The Umatilla National Forest prescribed fire page contains information on the Forest's planned, active and completed prescribed burning for 2019. In general, there are two burn seasons each year to accomplish prescribed fire projects. Early season burns typically occur in late winter through the early fire season in late spring/early summer. Late season burns typically occur in late fire season and into December. The specific dates of a burn during a season is dependent on many variables including wildfire activity, resource availability, current and predicted weather, and smoke management constraints.
Frequent, low-intensity fire is essential for healthy forests and reducing the risk of uncharacteristic wildfire caused by excessive fuel buildup. Prescribed burning is an effective tool for removing excessive amounts of brush, shrubs, and trees, while also encouraging the growth of native vegetation.
NEW! Prescribed Fire Activity Interactive Map (This interactive map will be best viewed using Chrome, Safari, Firefox or Internet Explorer 9 or higher).

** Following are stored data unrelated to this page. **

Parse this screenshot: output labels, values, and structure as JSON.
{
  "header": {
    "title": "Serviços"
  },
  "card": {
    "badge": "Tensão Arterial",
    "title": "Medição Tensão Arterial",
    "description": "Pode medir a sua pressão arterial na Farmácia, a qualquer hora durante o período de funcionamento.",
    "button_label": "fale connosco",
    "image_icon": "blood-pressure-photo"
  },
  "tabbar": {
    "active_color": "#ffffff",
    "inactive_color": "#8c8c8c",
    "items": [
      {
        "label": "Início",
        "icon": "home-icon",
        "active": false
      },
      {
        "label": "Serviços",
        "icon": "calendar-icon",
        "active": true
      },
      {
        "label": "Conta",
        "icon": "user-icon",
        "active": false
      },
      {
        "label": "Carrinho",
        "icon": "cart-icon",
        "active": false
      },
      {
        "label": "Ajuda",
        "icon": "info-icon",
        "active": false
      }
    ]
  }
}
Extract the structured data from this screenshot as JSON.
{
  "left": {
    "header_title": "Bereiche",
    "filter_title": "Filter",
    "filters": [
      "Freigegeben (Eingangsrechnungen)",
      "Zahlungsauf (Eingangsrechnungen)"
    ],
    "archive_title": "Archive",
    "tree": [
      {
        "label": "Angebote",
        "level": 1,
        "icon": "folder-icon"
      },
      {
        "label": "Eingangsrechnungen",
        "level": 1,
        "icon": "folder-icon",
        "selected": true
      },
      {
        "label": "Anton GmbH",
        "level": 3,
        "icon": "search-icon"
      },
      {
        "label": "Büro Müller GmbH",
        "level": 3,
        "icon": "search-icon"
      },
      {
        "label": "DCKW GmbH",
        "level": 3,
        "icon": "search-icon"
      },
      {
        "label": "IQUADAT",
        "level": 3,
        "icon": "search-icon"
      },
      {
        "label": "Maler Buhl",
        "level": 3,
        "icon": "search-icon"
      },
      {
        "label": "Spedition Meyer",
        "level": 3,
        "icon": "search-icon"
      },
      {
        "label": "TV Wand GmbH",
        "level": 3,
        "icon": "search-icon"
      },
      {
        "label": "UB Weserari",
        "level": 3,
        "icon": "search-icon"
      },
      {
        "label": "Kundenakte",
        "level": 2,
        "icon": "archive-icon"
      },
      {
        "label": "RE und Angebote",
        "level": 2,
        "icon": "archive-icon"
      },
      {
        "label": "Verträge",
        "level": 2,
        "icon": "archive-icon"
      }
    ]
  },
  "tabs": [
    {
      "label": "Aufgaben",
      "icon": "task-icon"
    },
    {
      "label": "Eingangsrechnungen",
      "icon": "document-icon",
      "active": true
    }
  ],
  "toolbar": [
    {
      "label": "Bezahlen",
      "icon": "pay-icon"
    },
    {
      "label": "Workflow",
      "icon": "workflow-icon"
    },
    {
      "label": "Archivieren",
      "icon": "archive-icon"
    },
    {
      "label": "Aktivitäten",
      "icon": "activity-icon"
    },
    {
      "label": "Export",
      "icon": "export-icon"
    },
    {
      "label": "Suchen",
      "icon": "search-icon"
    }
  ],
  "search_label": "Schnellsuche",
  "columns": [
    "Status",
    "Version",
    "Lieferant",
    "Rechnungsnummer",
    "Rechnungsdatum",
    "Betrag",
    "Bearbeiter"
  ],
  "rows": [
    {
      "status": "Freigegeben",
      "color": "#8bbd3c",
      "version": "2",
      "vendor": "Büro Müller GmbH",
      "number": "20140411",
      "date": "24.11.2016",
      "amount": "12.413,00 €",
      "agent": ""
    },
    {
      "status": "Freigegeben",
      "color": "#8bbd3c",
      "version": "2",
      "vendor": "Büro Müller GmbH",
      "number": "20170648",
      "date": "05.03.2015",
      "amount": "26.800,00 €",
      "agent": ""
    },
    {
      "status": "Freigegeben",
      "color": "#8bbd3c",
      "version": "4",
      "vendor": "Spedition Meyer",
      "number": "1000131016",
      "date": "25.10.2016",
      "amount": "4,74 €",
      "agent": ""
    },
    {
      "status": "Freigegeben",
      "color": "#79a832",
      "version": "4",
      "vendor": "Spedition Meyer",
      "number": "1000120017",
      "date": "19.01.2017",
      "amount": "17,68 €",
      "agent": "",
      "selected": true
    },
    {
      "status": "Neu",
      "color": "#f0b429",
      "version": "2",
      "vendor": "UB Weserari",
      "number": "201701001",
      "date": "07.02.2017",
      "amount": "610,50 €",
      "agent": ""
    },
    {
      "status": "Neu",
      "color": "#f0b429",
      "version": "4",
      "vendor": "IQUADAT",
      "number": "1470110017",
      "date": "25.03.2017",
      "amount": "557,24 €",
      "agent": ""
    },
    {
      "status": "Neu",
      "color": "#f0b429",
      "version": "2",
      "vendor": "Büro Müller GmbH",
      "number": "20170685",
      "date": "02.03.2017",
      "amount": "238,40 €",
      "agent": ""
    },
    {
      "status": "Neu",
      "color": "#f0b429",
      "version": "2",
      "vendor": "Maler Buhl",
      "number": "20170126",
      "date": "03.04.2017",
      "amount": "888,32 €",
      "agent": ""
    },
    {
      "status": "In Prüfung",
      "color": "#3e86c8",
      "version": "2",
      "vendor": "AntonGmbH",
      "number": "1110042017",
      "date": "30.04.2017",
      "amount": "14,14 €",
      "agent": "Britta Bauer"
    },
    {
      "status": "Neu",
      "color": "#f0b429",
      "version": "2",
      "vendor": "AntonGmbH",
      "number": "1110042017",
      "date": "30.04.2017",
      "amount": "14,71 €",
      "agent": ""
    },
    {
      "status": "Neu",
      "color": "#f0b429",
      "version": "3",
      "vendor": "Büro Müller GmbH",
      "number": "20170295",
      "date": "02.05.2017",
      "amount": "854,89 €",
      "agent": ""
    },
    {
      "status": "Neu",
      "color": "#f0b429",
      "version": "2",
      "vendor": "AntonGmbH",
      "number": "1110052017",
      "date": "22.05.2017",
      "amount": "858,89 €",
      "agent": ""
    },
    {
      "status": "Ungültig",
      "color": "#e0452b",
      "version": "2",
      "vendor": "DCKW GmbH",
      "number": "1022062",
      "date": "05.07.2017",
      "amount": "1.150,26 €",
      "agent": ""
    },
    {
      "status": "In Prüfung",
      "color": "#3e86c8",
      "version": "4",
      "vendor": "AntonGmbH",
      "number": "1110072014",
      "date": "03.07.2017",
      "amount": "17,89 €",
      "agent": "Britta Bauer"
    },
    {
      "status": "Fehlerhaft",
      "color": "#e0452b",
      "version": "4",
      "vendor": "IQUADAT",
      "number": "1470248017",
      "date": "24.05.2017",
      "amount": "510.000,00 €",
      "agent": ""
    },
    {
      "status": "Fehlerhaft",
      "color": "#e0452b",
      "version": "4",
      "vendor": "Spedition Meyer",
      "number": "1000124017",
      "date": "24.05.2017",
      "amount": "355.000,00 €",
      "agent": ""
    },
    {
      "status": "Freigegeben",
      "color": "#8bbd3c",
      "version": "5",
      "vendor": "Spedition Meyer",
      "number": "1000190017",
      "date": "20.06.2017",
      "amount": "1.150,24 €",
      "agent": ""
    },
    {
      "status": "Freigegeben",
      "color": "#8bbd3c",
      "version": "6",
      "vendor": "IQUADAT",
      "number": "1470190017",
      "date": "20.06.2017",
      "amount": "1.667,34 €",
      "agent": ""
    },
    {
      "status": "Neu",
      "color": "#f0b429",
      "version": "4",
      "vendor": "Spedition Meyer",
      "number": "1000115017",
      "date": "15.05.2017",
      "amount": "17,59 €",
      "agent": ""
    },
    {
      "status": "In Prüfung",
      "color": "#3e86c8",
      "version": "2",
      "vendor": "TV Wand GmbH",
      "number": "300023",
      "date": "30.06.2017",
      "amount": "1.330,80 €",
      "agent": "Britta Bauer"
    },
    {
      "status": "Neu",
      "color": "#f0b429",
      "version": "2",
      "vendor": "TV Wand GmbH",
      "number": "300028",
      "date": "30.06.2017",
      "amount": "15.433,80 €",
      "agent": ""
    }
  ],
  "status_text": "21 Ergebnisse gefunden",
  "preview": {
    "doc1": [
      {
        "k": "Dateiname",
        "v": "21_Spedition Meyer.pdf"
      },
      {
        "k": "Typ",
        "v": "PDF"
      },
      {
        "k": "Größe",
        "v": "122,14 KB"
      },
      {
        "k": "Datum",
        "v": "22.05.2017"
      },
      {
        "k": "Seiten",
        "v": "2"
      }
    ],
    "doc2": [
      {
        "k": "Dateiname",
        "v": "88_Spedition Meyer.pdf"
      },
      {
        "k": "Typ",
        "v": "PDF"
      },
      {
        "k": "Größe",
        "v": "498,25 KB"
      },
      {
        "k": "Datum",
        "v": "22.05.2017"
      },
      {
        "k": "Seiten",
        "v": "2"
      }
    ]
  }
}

Check out our interactive prescribed burn map for information on active burn units, burn unit locations and more. This interactive map allows the user to zoom in on certain areas and click on a burn unit for more information (such as acreage, status, etc).
Prescribed Fire Status:
Active - Unit is planned to be burned shortly, is currently being burned, or was burned very recently
Completed - Ignitions are complete and the unit will be patrolled until declared out
Not Active- Unit is being considered for burning
The data represents the recently completed, active, upcoming, and out-year prescribed fire planning for the Umatilla National Forest. All units have been analyzed under the National Environmental Policy Act (NEPA). Burning typically takes place once all other activities described in the project analysis have been completed. Prescribed burning is highly dependent on precise weather and fuel conditions, and managers coordinate with the Oregon Department of Forestry to minimize air quality impacts to local communities.